Let $\displaystyle U_1 \subset \mathbb R^{n_1}$ and $\displaystyle U_2 \subset \mathbb R^{n_2} $ measurable sets, $\displaystyle 1 < p,q < \infty $ and consider the measurable function $\displaystyle K:U_1 \times U_2 \to \mathbb R $ with $$\displaystyle \|K\|= \left( \int_{U_1} \Big( \int_{U_2} |\,K(x,y) |^{p^{'}} dy \Big)^{q/p^{'}} dx \right)^{1/q} < \infty ,$$ where $\displaystyle \frac{1}{p} + \frac{1}{p^{'}} =1$.
Prove that the operator $T:\displaystyle L^p (U_2) \to L^q (U_1) $, with $\displaystyle (Tf)(x)= \int_{U_2} K(x,y) f(y) dy $, is compact.
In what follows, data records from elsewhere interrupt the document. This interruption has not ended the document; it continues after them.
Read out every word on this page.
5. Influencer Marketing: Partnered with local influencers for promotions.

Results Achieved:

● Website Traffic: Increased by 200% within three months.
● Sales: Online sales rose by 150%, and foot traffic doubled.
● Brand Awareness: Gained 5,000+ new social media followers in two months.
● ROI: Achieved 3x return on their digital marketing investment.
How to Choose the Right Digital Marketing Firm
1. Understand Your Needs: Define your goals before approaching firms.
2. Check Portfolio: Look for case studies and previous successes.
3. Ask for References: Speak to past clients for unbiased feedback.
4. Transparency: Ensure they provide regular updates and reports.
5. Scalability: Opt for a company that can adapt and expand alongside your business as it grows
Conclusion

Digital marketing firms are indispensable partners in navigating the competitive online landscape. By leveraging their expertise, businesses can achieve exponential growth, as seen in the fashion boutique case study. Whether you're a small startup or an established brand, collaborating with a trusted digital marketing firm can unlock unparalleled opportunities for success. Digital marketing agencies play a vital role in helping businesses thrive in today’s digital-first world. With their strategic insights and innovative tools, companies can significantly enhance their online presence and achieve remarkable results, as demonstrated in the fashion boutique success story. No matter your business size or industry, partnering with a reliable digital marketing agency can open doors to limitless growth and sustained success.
I tried to prove it by the definition of the compact operator but I didn't made it. Is there some other way to do it?
Hints.
$K(x,y)$ can be approximated in its operator norm by sums of the form $\sum_{i=1}^N a_i(x)b_i(y)$, where $a_i\in L^q(U_1)$ and $b_i\in L^{p'}(U_2)$.
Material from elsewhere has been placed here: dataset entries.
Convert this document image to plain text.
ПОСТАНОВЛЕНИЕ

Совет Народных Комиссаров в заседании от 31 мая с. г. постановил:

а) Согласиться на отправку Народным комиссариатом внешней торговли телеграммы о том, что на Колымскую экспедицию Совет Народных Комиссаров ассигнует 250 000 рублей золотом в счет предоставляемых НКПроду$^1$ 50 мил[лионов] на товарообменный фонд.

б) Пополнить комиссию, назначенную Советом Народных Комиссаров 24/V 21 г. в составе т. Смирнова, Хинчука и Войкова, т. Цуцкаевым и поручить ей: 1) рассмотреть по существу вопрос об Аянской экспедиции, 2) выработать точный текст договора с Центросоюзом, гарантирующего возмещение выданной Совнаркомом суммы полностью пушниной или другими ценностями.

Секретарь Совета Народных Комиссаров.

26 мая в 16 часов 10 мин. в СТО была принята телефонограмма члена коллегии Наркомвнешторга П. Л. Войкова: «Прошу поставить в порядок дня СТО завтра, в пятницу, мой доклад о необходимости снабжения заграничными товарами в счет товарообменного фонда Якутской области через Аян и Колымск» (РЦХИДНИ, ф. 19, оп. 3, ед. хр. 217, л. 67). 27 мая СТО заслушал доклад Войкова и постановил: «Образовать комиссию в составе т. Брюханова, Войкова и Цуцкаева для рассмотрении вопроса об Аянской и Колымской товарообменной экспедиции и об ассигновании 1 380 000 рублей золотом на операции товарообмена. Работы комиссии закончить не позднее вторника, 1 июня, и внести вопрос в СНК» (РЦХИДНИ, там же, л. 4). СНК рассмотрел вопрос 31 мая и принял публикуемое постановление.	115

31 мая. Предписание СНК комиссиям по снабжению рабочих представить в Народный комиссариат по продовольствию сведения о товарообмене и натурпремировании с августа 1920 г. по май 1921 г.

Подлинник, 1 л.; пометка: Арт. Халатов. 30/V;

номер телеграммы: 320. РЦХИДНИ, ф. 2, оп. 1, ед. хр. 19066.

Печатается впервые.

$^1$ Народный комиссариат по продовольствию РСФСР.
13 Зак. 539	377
If $K(x,y)$ is replaced by $a_i(x)b_i(x)$, where $a_i\in L^q(U_1)$ and $b_i\in L^{p'}(U_2)$, then the resulting operator is of rank $1$, and hence compact, while if $K$ is replaced by $K_N(x,y)=\sum_{i=1}^N a_i(x)b_i(y)$, where $a_i\in L^q(U_1)$ and $b_i\in L^{p'}(U_2)$, then resulting operator is of rank $N$, and hence again compact. If $\|K_N-K\|\to 0$, then $K$ should be compact as the limit of compact operators.